The G70’s engine doesn’t quite exhibit the sound or character of its German six-cylinder turbo counterparts – the Mercedes is outright raucous in sport mode, the Audi is more revvy and sonorous, and the BMW’s silky smooth straight-six a work of art. The Genesis transmission isn’t quite as crisp as the eight-speed ZF used by BMW and Audi either, and I would ask for a more natural feeling helm, even though it is quick and accurate. Ah, but we’re picking nits here. Get this sedan on a winding road and it flows and engages with the best.
I did get to drive the G70 on Hyundai’s challenging test track in Korea last year, and its chassis acumen does note fade when really hammering on. Biermann was at the event, and stated with a boyish grin, “I burned a lot of tires getting the chassis where I wanted it.”
Inside, the G70’s cabin impresses with exquisite build, high quality materials and lovely detailing. The seats show a superb blend of comfort and support, here in top-spec quilted Nappa leather. Biermann’s obsession with driving position pays dividends – it’s an intimate cockpit with ideally placed controls.

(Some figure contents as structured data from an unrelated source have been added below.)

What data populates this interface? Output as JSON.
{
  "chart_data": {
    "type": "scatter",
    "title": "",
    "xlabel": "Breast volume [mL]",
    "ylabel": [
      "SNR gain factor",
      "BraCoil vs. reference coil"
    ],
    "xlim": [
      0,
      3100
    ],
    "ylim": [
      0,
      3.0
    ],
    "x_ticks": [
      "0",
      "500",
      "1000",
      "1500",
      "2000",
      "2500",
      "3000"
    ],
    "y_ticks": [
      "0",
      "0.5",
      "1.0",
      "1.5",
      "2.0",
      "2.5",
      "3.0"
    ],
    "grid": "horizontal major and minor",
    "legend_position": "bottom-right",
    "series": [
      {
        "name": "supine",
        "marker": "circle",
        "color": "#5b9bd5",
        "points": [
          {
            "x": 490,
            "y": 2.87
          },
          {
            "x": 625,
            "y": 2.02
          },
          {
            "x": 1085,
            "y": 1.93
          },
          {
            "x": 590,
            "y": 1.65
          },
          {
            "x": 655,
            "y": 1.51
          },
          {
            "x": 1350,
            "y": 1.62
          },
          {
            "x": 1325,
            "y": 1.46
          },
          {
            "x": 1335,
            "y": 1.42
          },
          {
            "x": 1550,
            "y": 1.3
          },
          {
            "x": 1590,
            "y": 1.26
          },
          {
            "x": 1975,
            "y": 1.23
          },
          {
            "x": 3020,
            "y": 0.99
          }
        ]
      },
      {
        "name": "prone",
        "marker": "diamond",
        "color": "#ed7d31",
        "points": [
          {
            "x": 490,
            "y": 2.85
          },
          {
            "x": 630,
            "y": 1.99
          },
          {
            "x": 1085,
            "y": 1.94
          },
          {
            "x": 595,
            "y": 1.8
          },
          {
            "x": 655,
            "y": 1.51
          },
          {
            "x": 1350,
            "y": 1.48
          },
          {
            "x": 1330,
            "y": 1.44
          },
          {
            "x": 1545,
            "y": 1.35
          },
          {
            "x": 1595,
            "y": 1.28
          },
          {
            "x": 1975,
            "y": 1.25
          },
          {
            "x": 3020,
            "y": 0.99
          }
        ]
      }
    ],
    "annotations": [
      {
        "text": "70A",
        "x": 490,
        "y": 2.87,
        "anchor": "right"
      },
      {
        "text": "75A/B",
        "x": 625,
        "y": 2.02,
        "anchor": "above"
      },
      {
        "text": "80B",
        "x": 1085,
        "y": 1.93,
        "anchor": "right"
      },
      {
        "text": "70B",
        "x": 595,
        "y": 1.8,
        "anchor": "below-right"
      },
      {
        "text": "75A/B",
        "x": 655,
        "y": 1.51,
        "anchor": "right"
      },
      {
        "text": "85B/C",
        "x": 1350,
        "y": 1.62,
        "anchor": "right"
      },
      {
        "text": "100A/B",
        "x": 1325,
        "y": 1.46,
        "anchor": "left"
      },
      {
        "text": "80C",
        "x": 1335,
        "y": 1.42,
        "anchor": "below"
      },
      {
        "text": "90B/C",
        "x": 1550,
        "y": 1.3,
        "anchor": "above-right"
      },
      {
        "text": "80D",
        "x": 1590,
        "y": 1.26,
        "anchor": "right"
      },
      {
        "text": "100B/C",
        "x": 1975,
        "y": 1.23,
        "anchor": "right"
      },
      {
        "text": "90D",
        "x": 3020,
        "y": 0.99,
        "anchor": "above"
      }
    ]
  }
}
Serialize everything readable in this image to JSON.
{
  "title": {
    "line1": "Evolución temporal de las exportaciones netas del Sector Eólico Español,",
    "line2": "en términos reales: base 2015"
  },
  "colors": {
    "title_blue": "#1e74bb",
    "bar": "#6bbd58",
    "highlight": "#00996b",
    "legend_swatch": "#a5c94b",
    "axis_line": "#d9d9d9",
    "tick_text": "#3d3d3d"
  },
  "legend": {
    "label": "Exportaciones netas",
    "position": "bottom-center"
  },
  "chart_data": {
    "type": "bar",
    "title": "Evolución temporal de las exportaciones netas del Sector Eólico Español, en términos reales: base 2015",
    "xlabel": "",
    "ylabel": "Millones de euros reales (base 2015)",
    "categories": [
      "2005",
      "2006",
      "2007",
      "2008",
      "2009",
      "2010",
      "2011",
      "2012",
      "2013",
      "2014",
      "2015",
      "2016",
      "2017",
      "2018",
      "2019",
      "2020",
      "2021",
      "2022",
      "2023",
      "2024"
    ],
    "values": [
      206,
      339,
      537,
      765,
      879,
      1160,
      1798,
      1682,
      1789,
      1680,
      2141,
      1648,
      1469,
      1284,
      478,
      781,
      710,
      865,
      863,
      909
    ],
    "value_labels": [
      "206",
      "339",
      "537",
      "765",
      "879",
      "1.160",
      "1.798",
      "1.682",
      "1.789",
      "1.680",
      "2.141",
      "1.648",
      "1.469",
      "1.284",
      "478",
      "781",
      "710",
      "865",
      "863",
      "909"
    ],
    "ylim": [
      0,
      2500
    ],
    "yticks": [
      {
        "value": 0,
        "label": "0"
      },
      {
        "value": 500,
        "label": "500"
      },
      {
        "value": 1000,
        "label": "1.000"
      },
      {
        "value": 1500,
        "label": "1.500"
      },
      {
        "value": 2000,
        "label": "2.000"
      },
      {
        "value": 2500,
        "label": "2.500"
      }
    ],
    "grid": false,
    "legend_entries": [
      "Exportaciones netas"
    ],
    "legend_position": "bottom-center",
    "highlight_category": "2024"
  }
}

The dash is dominated by an 8-inch touchscreen supporting Android Auto and Apple CarPlay, and kudos to Genesis for its logical ergonomics and well marked buttons. For once I don’t have to harp on the industry’s obsession with obtuse, distracting and dangerous touchscreen interfaces.
The G70 is a handsome sedan, if not particularly distinctive, here spruced up with dark chrome trim. Its muscular rear haunches are reminiscent of certain BMW sedans, and the snout is dominated by Genesis’ corporate grille and a flurry of hungry air intakes. Lateral LED sweeps within the headlights introduce a new design theme for the brand.
While its exterior dimensions are some of the most generous in the segment, back seat room is tight and the trunk is disappointingly shallow.
No question, the Genesis G70 has the goods to challenge the German establishment, and this comprehensively equipped 3.3 Sport AWD’s all-in price of $57,500 makes for a helluva bargain. Yet perhaps the engineering of this impressively cohesive car was the easy part. Genesis’ biggest hurdle will be convincing brand-obsessed sport sedan and luxury clientele to give it a shot. Those who do will not be disappointed.